Eventually, that avoidance collapsed. What followed was not a sudden insight or a comforting realization, but a sustained confrontation with fear itself — how it arose, how it organized my thinking, and how unquestioned assumptions about “who I am” kept it in place.
This period marked the beginning of a serious and uncompromising inquiry. The aim was not self-improvement or relief through techniques, but to understand fear directly and to examine the sense of “I” that seemed to be living under its constant influence.
Over time, this inquiry began to loosen the structures through which experience was filtered. What I had taken to be fixed — my personality, my limitations, my story — revealed itself to be far less solid than it appeared. In seeing this clearly, fear lost much of its authority, not because it was eliminated, but because it was no longer unquestioned.
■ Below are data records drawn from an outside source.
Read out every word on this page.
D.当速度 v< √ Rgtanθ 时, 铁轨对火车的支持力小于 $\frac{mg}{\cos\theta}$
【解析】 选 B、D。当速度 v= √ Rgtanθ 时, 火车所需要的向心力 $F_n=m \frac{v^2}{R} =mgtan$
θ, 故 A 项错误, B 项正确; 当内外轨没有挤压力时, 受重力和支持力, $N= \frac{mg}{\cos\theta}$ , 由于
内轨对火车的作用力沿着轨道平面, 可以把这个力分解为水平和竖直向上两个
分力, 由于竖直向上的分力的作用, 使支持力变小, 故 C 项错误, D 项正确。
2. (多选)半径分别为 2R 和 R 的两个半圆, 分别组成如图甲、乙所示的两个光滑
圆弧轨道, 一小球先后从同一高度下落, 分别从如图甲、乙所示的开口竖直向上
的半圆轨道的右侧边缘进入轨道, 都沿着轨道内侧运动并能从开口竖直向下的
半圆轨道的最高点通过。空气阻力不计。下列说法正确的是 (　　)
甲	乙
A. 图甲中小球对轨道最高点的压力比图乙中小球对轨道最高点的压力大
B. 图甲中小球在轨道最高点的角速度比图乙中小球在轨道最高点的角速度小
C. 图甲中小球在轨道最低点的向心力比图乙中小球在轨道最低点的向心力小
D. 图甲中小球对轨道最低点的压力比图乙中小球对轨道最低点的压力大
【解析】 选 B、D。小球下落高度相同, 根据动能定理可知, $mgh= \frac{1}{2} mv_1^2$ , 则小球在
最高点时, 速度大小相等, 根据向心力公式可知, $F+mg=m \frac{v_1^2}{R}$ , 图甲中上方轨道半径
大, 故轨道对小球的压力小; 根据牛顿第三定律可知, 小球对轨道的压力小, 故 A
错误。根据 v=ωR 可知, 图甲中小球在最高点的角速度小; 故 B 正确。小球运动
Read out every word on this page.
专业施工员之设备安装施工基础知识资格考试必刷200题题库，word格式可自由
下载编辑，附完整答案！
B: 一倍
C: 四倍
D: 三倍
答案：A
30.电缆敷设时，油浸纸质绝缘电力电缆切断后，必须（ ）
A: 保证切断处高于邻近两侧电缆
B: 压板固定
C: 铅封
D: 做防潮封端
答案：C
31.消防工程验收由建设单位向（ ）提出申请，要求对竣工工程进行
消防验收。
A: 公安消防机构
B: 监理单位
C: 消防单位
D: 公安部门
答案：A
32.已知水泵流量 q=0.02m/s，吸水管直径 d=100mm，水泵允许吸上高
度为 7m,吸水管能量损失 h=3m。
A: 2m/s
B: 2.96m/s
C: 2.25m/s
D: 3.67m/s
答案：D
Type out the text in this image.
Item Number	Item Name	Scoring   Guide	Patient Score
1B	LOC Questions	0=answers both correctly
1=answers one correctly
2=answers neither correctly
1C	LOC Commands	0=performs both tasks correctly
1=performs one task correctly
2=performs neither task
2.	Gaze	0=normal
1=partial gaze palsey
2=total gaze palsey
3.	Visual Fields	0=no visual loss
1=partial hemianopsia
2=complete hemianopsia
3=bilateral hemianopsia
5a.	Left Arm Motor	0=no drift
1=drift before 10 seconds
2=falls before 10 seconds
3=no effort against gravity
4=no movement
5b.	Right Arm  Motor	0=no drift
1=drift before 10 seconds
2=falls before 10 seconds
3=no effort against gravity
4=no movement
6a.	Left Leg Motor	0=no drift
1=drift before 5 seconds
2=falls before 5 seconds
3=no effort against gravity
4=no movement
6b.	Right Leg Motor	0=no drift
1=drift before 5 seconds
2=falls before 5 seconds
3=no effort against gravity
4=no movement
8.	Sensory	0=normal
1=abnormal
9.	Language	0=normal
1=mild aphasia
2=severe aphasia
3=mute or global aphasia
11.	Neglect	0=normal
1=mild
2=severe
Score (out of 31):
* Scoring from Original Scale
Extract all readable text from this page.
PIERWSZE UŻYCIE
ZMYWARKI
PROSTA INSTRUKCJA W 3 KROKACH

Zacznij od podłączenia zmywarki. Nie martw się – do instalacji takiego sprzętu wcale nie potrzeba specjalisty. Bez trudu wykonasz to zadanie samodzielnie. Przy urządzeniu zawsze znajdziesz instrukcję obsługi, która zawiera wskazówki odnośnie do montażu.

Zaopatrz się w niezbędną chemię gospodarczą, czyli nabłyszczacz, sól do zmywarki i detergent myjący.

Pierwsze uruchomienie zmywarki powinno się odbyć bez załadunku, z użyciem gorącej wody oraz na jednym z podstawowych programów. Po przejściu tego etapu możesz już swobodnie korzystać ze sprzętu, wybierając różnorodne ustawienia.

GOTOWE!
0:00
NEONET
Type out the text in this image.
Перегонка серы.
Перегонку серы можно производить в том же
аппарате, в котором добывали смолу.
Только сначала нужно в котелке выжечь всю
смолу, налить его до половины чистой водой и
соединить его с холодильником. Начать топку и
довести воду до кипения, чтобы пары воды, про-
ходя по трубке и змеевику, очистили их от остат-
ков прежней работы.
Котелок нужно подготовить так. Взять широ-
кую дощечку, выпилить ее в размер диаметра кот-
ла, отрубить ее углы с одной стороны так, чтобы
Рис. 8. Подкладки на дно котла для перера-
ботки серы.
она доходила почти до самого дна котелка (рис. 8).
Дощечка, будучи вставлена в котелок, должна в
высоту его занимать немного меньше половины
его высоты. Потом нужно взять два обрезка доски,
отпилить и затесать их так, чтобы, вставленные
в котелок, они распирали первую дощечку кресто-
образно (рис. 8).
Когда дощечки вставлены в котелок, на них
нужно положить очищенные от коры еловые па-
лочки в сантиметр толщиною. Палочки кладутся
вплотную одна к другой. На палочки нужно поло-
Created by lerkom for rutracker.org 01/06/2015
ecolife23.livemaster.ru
Today, my work is oriented toward supporting others in this same kind of direct investigation. I work with people who sense that insight does not come from accumulating strategies or beliefs, but from looking honestly and patiently at experience as it is — especially at the assumptions that quietly define “me.”
This is not therapeutic treatment, nor is it about adopting a spiritual identity. It is a grounded process of self-inquiry, aimed at clarity, stability, and a deeper trust in what remains when familiar narratives fall away.

What do we do?
Sessions are conversational and experiential, unfolding at a pace that supports clarity and integration. No prior spiritual background is required — only a willingness to look honestly at experience as it is.